To a query about CPEC loan repayments in the context of debt sustainability, she said that Pakistan shared all details of CPEC loans as it was largely meant for private sector. The debt sustainability analysis shows that CPEC loans were manageable but overall the country’s debt situation was not sustainable. She emphasised on the need for moving ahead with debt management. She said that Pakistan and the IMF had entered into 18 arrangements since 1958 and only one programme from 2013 to 2016 fully disbursed and was completed successfully.

When asked that the basis of IMF programme was already shattered in the context of escalating budget deficit exceeding eight percent of GDP than envisaged 7.2 percent for last fiscal and inability of the provinces to throw surplus after presenting the current fiscal year’s budget, the IMF chief replied that there were certain challenges that would have to be resolved to make this programme successful. “If there will be no implementation on reform agenda, there will be no programme,” she added.

She said that the inflation might further go up and growth remained slow over the short term but the IMF programme aimed at stabilising the economy after which inflation would start receding and growth would pick up for achieving long and sustainable levels over the medium term.

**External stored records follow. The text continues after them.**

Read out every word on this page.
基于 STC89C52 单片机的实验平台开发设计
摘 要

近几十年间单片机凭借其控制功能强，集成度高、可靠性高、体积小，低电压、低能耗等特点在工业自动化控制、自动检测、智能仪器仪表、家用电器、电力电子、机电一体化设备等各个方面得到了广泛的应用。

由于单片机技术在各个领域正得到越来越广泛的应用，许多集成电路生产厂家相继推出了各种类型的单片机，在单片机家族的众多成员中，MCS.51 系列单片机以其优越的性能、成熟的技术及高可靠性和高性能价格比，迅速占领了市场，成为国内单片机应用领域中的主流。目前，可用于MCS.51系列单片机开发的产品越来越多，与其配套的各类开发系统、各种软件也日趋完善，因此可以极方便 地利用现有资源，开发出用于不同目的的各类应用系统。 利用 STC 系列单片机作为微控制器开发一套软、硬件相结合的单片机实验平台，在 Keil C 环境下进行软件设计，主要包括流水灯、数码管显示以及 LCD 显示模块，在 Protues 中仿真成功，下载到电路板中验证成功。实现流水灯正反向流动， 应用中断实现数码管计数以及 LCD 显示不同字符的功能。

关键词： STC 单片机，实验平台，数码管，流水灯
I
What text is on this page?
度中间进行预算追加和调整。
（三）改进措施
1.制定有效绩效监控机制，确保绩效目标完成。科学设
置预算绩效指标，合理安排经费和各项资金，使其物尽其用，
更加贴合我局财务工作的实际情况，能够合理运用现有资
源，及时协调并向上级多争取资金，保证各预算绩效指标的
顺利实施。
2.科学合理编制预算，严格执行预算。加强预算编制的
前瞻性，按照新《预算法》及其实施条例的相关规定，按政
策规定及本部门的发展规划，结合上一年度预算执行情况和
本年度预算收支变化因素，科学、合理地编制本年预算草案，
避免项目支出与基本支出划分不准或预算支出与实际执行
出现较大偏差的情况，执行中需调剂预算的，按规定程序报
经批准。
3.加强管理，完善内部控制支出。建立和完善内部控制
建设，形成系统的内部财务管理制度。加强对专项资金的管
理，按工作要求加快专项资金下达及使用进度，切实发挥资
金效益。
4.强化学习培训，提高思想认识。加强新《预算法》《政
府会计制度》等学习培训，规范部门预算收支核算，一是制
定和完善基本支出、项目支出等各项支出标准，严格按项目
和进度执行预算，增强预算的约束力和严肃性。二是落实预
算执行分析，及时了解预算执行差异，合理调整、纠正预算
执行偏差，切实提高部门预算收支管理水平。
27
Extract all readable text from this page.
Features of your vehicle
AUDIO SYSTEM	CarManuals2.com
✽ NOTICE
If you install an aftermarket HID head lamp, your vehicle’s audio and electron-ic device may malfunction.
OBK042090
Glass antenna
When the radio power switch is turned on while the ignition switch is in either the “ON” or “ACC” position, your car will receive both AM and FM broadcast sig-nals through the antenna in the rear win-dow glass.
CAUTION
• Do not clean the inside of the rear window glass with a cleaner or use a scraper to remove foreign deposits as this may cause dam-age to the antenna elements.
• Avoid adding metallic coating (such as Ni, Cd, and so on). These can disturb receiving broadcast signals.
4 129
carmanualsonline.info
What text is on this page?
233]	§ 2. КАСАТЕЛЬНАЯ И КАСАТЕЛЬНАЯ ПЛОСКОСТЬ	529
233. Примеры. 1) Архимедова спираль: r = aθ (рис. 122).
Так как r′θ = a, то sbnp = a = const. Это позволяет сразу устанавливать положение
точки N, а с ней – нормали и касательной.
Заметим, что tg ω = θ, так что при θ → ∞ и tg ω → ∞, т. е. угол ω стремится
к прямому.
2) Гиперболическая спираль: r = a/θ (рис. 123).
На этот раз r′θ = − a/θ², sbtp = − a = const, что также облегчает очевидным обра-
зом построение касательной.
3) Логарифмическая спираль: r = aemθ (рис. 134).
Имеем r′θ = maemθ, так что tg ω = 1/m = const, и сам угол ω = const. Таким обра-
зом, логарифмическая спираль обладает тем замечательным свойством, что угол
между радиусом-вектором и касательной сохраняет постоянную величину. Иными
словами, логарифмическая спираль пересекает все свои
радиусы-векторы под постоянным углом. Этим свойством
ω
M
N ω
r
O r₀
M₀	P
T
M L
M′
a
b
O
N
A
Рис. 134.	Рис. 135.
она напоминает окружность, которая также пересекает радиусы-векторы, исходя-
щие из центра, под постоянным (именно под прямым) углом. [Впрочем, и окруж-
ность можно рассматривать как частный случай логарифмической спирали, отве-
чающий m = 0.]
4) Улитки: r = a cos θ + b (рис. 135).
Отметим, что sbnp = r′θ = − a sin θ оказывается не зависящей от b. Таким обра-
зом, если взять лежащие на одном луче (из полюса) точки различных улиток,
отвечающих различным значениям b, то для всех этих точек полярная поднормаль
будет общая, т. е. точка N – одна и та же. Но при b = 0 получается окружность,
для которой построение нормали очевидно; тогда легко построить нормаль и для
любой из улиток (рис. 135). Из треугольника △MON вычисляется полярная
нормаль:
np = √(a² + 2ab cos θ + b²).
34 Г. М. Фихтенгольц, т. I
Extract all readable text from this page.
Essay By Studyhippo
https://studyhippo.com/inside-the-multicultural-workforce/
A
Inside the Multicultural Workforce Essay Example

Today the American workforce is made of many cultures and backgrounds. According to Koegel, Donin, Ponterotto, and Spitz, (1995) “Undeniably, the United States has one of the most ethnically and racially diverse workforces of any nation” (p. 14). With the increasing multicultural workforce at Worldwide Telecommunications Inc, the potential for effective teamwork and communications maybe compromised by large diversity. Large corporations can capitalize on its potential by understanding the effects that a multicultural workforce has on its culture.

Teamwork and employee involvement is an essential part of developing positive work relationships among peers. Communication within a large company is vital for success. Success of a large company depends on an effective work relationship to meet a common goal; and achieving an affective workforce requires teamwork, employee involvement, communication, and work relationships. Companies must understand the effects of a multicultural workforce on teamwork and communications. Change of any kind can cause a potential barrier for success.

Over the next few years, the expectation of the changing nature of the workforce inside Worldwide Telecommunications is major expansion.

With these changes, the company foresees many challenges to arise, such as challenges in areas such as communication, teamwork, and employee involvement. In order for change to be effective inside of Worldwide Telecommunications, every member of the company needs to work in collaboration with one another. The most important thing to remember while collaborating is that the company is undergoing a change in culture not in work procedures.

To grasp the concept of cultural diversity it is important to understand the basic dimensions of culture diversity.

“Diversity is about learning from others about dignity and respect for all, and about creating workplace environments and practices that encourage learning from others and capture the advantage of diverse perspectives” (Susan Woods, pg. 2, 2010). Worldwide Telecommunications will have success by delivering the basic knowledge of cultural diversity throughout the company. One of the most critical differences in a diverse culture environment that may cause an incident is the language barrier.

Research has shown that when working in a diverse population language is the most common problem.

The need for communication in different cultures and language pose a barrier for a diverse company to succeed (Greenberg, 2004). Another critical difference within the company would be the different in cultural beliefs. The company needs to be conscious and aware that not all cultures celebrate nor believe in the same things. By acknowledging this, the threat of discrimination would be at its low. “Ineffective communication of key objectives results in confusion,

She said that the IMF did not place any condition to bring changes into resource distribution formula of NFC, however, the Fund programme got commitment of fiscal federalism as the Centre and provinces signed memorandum of understanding (MoU) to throw revenue surplus and harmonisation of taxes to improve revenue collection. She said that there were different ideas discussed in the IMF report for achieving fiscal sustainability.

To another question about curtailment of defence spending, she said that the IMF did not get involved in micro-management but it got commitment from authorities to ensure social spending on vulnerable segments of the society.

The IMF chief said that Pakistan pursued growth based on consumption and without required level of investment to GDP ratio. With this growth model, the growth was unsustainable. She said that the country achieved ballooning fiscal and current account deficit and kept discount rate on lower side while exchange rate remained overvalued. It all resulted in rising budget deficit and current account deficit. The State Bank of Pakistan (SBP) had to inject heavily in the past that resulted in depletion of foreign currency reserves to keep exchange rate at certain levels, she added.

She said that there were three pillars of the ongoing IMF programme for Pakistan including revenue based fiscal consolidation focused on removing exemptions and privileges, greater coordination with provinces and elimination of quasi fiscal circular debt, second a market determined and flexible exchange rate and a strengthened central bank focused on achieving price stability and thirdly strengthening of social safety programmes.

She also identified 10 goals envisaged to be achieved under the IMF programme including achieving debt sustainability, stronger tax collection and a better FBR, independent central bank, market determined exchange rate regime, moderate inflation, sustainable and inclusive growth, power sector efficiency, a new public finance management regime, better management of SOEs and getting out of FATF grey list.